I need help. I need to establish the following identity.

sin(3theta)/sin(theta) - cos(3theta)/cos(theta) + cos(alpha + beta)/ cos(alpha)cos(beta) = 3 - tan(alpha)tan(beta)

Any help would be great I know there are alot of steps but I get lost everytime.

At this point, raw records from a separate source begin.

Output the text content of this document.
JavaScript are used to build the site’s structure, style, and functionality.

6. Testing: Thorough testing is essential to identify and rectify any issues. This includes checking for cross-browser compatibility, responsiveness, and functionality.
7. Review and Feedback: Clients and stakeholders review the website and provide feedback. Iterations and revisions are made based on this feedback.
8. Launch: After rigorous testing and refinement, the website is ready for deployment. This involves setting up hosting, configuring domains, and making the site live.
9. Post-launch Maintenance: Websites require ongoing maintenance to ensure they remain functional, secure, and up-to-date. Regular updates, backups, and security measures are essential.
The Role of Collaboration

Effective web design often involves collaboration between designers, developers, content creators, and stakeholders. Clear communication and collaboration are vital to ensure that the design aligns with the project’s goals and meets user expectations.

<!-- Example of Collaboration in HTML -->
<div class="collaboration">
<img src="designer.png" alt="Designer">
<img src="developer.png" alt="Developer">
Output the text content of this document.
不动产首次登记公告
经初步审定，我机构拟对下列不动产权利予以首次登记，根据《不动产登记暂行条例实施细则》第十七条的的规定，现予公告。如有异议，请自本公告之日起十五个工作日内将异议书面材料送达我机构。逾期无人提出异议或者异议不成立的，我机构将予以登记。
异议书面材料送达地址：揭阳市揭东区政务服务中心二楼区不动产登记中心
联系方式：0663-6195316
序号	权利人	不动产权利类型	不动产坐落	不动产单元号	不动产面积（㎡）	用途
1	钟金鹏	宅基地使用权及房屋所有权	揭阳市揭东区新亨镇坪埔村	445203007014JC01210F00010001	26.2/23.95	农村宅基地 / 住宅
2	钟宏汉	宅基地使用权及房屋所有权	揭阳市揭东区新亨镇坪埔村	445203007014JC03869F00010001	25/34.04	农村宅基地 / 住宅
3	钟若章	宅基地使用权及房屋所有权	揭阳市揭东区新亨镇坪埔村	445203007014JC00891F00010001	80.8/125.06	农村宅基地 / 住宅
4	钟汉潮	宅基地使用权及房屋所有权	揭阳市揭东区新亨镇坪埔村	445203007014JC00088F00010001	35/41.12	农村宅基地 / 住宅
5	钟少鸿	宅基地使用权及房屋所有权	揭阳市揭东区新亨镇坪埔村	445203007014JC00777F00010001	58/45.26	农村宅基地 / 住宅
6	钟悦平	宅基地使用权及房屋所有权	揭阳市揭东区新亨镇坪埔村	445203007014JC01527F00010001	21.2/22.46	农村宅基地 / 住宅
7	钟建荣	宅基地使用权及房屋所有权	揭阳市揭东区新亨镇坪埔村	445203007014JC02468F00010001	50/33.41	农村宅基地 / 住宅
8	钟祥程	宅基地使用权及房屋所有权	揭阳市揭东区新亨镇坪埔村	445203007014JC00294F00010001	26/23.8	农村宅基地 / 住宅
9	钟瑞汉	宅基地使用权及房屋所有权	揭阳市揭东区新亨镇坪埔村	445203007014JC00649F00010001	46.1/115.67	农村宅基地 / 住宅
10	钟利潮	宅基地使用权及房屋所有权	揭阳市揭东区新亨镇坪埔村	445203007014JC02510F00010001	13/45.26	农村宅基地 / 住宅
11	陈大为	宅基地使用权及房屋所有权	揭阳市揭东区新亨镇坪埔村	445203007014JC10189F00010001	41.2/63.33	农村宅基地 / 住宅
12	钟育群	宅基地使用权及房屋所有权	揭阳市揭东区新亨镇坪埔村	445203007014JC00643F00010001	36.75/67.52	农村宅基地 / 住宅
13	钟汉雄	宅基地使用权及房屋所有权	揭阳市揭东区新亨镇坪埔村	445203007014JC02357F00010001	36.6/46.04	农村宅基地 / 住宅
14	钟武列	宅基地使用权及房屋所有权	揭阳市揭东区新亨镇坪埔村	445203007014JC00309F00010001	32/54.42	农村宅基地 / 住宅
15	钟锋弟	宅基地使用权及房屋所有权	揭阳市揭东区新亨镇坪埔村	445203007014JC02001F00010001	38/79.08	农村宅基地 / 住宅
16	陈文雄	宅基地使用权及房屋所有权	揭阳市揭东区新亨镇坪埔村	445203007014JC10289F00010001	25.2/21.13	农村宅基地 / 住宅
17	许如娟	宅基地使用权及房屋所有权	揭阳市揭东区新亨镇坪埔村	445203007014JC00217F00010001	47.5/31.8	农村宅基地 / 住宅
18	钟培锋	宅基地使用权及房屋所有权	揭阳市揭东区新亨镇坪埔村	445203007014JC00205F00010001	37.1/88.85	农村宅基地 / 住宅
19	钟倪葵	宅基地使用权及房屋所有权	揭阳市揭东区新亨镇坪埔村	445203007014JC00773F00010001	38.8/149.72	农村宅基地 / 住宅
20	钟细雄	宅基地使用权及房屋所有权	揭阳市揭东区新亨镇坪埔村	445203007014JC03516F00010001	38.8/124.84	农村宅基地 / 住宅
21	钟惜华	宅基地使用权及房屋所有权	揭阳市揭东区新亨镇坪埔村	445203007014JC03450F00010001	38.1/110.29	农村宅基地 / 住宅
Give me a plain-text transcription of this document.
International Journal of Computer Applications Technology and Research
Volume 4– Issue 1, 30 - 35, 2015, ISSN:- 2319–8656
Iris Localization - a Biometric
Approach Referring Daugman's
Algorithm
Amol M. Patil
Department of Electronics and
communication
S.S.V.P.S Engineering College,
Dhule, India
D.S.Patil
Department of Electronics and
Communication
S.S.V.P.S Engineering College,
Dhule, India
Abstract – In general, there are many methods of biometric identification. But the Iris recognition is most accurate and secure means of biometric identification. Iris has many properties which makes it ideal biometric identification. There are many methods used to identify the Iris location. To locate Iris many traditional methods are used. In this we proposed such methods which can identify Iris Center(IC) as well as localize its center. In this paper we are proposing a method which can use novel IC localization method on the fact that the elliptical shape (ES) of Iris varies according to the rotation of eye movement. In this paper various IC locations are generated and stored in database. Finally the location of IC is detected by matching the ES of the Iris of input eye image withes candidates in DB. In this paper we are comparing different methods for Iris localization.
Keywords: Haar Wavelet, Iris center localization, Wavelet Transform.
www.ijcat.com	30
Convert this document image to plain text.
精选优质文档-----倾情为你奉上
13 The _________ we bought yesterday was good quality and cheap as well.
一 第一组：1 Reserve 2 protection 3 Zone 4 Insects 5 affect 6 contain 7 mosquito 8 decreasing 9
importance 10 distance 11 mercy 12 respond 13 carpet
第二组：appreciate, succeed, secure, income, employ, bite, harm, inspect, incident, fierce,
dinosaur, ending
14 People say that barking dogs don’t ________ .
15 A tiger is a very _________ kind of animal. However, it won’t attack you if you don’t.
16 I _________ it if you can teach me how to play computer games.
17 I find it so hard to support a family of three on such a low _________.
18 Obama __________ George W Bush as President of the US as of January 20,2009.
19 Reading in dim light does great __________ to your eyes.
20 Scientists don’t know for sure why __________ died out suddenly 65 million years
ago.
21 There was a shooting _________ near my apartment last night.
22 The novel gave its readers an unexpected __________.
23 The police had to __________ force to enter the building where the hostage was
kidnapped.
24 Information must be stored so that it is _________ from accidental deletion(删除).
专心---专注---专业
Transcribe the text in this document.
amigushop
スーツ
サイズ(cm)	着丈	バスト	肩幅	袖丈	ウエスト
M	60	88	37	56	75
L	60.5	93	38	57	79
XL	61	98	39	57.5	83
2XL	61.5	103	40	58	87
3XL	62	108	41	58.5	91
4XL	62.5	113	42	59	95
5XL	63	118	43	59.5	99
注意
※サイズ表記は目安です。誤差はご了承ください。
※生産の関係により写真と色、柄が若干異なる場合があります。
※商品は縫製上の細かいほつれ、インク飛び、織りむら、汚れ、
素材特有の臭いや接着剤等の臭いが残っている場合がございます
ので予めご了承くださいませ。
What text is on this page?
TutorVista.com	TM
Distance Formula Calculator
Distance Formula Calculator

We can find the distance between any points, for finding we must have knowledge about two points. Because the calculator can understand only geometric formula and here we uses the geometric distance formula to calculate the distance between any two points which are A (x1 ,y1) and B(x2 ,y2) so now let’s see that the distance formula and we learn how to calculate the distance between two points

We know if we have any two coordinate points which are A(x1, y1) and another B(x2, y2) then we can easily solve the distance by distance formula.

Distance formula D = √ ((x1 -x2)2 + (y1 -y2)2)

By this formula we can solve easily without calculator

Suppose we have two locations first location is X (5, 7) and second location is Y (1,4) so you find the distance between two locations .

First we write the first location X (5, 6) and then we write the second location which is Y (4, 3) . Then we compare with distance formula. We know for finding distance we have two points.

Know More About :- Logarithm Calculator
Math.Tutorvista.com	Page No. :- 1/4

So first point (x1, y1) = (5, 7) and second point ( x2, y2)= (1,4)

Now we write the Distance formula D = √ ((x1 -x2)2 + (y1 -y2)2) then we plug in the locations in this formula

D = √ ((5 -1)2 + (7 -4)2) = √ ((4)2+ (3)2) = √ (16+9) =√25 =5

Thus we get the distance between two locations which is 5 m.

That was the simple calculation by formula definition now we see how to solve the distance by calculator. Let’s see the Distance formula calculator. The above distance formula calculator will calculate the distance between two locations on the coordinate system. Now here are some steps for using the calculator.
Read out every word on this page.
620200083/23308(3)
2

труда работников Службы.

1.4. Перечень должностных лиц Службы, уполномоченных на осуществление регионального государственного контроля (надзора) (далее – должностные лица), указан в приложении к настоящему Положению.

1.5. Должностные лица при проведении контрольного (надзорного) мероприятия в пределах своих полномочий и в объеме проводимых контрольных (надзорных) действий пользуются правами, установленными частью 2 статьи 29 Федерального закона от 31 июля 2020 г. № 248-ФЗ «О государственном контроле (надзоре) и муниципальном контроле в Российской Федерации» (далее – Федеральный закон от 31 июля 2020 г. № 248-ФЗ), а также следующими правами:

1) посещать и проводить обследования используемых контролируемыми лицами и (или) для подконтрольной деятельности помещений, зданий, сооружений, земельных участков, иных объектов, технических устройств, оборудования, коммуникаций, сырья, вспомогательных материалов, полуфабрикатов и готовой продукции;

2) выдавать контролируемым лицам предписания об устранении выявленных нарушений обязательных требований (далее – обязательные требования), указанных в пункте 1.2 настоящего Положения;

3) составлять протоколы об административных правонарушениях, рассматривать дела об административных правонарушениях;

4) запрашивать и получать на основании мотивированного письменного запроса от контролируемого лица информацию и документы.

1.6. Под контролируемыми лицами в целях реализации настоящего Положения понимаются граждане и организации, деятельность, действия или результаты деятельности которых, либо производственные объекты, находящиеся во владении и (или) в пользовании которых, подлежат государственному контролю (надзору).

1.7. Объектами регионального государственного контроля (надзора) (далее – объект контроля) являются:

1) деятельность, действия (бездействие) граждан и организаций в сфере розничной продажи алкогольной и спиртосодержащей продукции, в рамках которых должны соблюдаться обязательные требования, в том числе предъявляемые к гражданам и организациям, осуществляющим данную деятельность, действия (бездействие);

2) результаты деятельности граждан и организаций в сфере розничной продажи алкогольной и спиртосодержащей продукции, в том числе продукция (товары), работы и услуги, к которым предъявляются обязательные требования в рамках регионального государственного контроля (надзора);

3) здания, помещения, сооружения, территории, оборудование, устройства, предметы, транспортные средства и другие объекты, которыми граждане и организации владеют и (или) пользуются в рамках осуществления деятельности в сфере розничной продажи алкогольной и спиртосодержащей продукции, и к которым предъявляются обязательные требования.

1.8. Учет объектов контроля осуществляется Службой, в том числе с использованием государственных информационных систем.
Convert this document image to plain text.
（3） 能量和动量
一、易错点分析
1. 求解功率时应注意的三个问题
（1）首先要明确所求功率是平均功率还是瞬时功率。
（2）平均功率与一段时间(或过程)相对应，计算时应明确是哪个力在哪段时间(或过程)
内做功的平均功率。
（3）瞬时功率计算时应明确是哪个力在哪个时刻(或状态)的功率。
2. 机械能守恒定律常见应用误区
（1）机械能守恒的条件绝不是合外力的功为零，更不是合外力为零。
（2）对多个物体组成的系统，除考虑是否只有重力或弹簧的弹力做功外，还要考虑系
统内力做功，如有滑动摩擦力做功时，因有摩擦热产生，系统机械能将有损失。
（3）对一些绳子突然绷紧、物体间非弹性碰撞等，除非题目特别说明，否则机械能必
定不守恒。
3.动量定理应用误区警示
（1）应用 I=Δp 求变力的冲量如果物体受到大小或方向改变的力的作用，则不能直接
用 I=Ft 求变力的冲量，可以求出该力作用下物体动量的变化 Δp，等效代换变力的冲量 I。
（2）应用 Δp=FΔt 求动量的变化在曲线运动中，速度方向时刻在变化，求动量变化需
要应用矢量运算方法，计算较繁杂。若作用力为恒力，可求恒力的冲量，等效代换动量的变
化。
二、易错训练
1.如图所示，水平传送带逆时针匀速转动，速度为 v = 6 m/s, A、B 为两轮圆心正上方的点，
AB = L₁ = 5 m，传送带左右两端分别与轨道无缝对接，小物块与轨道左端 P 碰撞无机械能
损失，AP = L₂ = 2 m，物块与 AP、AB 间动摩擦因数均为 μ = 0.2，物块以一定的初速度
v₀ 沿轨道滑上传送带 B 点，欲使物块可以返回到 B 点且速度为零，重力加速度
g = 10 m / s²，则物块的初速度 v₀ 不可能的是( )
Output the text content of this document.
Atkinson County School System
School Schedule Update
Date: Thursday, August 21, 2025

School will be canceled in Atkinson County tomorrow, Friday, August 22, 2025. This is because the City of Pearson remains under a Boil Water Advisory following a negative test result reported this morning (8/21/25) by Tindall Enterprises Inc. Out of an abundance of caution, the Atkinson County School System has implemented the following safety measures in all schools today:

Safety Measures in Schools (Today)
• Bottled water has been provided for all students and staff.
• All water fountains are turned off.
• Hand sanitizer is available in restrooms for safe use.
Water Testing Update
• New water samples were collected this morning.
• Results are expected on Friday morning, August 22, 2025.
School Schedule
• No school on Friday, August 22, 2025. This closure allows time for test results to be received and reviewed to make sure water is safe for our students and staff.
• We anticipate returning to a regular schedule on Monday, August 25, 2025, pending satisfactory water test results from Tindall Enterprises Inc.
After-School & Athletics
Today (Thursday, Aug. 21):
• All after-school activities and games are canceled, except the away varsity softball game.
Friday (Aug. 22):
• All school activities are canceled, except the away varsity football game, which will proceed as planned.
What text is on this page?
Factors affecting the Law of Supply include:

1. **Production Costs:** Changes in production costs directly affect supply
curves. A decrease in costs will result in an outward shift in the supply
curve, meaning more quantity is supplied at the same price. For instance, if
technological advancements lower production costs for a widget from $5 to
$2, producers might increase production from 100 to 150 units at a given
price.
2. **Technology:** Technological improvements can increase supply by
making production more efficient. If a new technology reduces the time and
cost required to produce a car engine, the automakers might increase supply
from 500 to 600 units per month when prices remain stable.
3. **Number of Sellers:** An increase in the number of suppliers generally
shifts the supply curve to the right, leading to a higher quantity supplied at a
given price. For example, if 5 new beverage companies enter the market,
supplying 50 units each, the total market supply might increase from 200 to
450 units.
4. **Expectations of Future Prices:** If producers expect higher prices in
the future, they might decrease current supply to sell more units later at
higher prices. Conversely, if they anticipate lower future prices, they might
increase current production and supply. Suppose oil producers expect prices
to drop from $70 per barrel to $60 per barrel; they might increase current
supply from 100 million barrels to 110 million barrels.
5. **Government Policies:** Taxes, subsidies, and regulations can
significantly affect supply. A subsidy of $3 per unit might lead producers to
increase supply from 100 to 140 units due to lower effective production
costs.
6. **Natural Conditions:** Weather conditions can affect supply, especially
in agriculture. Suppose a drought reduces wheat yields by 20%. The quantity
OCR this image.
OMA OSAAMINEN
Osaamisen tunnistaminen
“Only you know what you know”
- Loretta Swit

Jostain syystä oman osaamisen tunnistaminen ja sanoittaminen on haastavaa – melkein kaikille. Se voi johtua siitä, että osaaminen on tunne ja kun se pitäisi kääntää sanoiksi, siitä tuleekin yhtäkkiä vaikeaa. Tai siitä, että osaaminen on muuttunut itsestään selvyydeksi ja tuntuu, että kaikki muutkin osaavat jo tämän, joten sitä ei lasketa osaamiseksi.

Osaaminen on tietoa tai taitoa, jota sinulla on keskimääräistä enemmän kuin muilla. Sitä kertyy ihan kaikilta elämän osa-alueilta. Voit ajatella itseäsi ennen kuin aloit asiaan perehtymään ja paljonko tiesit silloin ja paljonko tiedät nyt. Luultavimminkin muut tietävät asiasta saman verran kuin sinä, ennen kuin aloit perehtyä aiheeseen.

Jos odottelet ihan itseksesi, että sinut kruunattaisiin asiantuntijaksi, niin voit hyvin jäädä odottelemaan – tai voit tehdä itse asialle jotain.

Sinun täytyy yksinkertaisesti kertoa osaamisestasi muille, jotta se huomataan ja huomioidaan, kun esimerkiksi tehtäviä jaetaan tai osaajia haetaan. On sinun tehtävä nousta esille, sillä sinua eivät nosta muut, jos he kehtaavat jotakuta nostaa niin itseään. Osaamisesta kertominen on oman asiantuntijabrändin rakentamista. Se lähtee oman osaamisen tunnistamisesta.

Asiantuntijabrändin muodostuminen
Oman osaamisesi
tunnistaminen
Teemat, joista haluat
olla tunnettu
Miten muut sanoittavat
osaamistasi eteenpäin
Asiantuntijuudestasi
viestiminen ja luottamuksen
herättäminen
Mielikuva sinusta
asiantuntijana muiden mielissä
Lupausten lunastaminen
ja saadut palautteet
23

I usually get the first part down to sin(theta)cos2(theta) + sin2(theta)cos(theta) / sin(theta) - cos(theta)cos2(theta) - sin(theta)sin2(theta) / cos(theta) the third part of the problem is pretty easy and i can get it down to 1-tan(alpha)tan(beta).

 

[soroban]

Hello, jordan83!

You'll need all your identities for this one . . .

\(\displaystyle \frac{\sin(3\theta)}{\sin(\theta)}\,-\,\frac{\cos(3\theta)}{\cos(\theta)}\,+\,\frac{\cos(A + B)}{\cos(A)\cos(B)}\;=\;3\,-\,\tan(A)\tan(B)\)

Let's work with the first two fractions:

\(\displaystyle \frac{\sin(3\theta)}{\sin(\theta)}\,-\,\frac{\cos(3\theta)}{\cos(\theta)}\;=\;\frac{\sin(3\theta)\cos(\theta)\,-\,\sin(\theta)\cos(3\theta)}{\sin(\theta)\cos(\theta)}\;=\;\frac{\sin(3\theta-\theta)}{\sin(\theta)\cos(\theta)}\)

. . . \(\displaystyle =\;\frac{\sin(2\theta)}{\sin(\theta)\cos(\theta)}\;=\;\frac{2\cdot\sin(\theta)\cos(\theta)}{\sin(\theta)\cos(\theta)} \;= \;2\) . . . . . wow!


The second fraction is:
. . \(\displaystyle \frac{\cos(A)\cos(B)\,-\,\sin(A)\sin(B)}{\cos(A)\cos(B)} \;=\;\frac{\cos(A)\cos(B)}{\cos(A)\cos(B)}\,-\,\frac{\sin(A)\sin(B)}{\cos(A)\cos(B)}\;=\;1\,-\,\tan(A)\tan(B)\)


Therefore, the left side is: .\(\displaystyle 2\,+\,1\,-\,\tan(A)\tan(B)\;=\;3\,-\,\tan(A)\tan(B)\) . . . . There!

 

[jordan83]

Thank you so much!! You are a genius.